No — the UK State Pension is uprated annually in Ireland under the bilateral social security agreement. The full new State Pension from April 2026 is £241.30/week. The triple-lock increases apply in full.

What are the Irish income tax rates?

20% on the first €44,000 (for a single person), 40% on the balance. On top of this, PRSI of 4.2% and USC of 0.5%–8% (depending on income band) apply. The combined top marginal rate is 52.2% — but the effective rate on total income is considerably lower, and tax credits reduce the liability further.

Are UK ISAs taxable in Ireland?

Yes — Ireland does not recognise the ISA wrapper. Income, dividends, and capital gains within an ISA are fully taxable in Ireland once you are Irish tax-resident. Collective funds (ETFs, unit trusts) face particularly punitive treatment at 38–41% with deemed disposal every 8 years. Seek specialist tax advice before you move if you hold significant ISA assets.

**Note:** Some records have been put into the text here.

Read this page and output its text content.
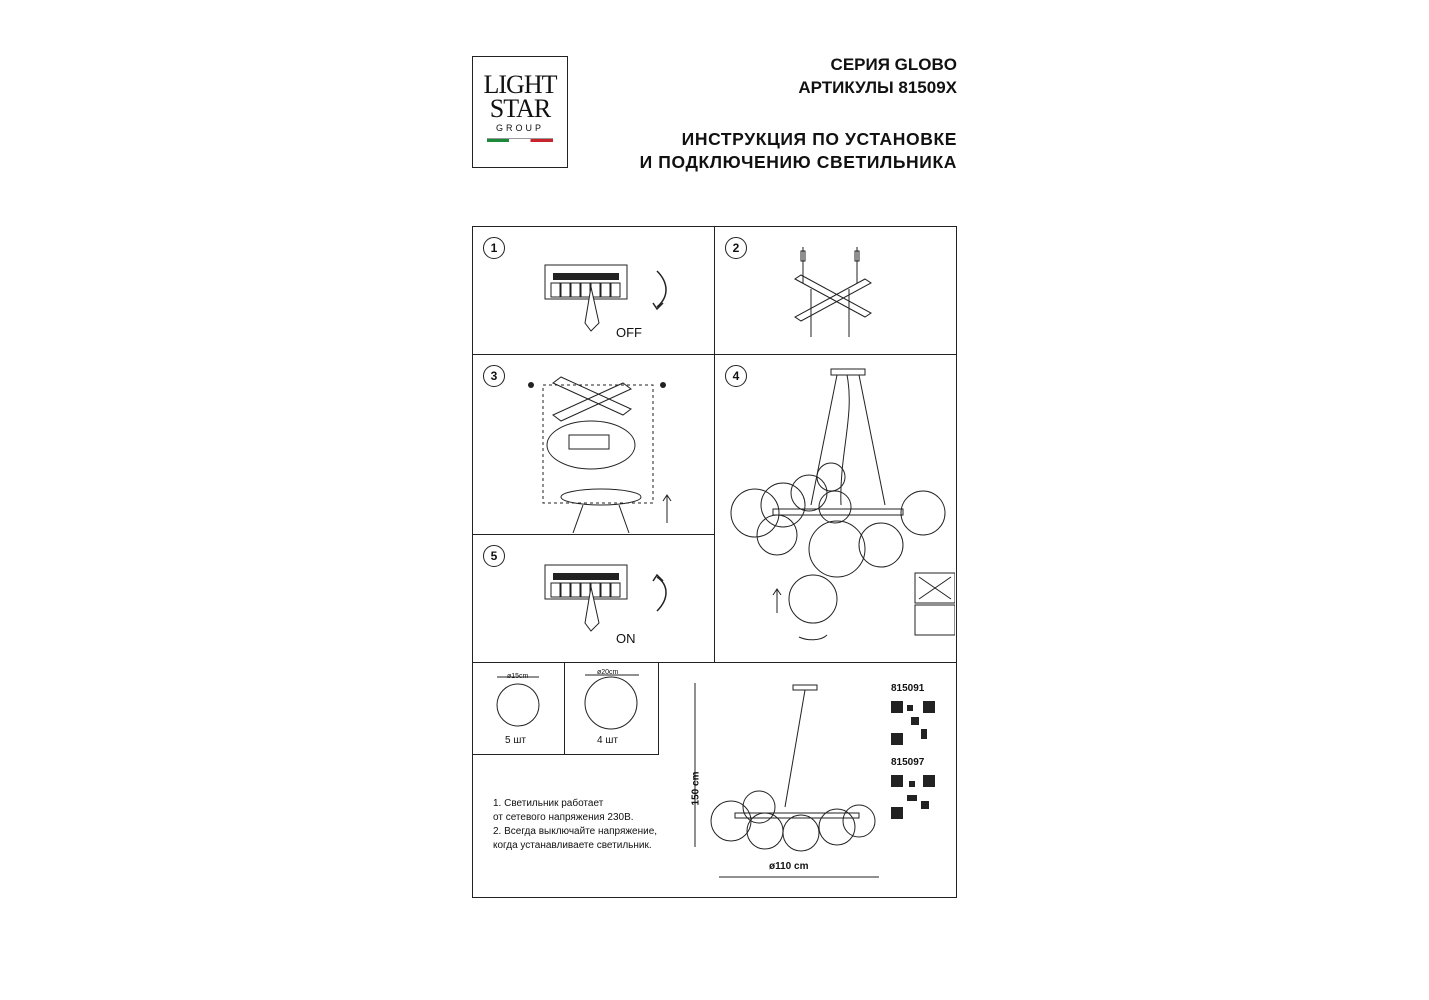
LIGHT
STAR
GROUP
СЕРИЯ GLOBO
АРТИКУЛЫ 81509X
ИНСТРУКЦИЯ ПО УСТАНОВКЕ
И ПОДКЛЮЧЕНИЮ СВЕТИЛЬНИКА
1
OFF
2
3	4
5
ON
ø15cm
5 шт
ø20cm
4 шт
150 cm
ø110 cm
815091
815097
1. Светильник работает
от сетевого напряжения 230В.
2. Всегда выключайте напряжение,
когда устанавливаете светильник.
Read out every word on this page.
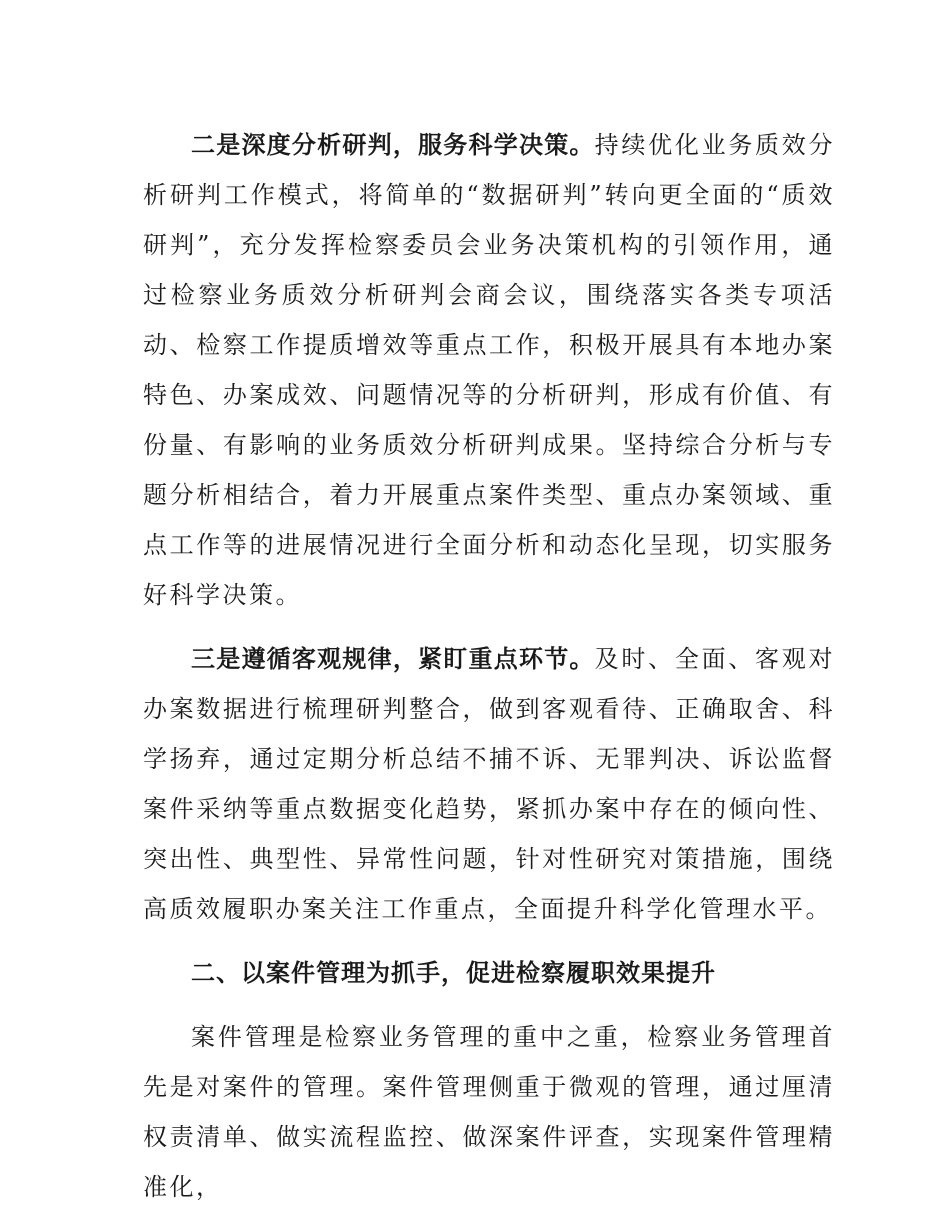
二是深度分析研判，服务科学决策。持续优化业务质效分析研判工作模式，将简单的“数据研判”转向更全面的“质效研判”，充分发挥检察委员会业务决策机构的引领作用，通过检察业务质效分析研判会商会议，围绕落实各类专项活动、检察工作提质增效等重点工作，积极开展具有本地办案特色、办案成效、问题情况等的分析研判，形成有价值、有份量、有影响的业务质效分析研判成果。坚持综合分析与专题分析相结合，着力开展重点案件类型、重点办案领域、重点工作等的进展情况进行全面分析和动态化呈现，切实服务好科学决策。

三是遵循客观规律，紧盯重点环节。及时、全面、客观对办案数据进行梳理研判整合，做到客观看待、正确取舍、科学扬弃，通过定期分析总结不捕不诉、无罪判决、诉讼监督案件采纳等重点数据变化趋势，紧抓办案中存在的倾向性、突出性、典型性、异常性问题，针对性研究对策措施，围绕高质效履职办案关注工作重点，全面提升科学化管理水平。

二、以案件管理为抓手，促进检察履职效果提升

案件管理是检察业务管理的重中之重，检察业务管理首先是对案件的管理。案件管理侧重于微观的管理，通过厘清权责清单、做实流程监控、做深案件评查，实现案件管理精准化，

How do I get an Irish PPS number?

Apply online via mywelfare.ie using a MyGovID account. You upload proof of identity and Irish address. An in-person appointment at your local Intreo office may be required to verify original documents. Processing takes 2–6 weeks. You can start work before receiving it — your employer can register you as "pending" — but chase it early to avoid emergency tax.

Can I keep my UK bank account when living in Ireland?

Possibly, but it depends on your bank. Some UK banks close accounts when they learn you have moved abroad. Do not notify your UK bank of your Irish address until you have a fully functioning Irish account. Once established, UK Premium Bonds can be retained; existing ISAs can be retained but no new contributions are allowed.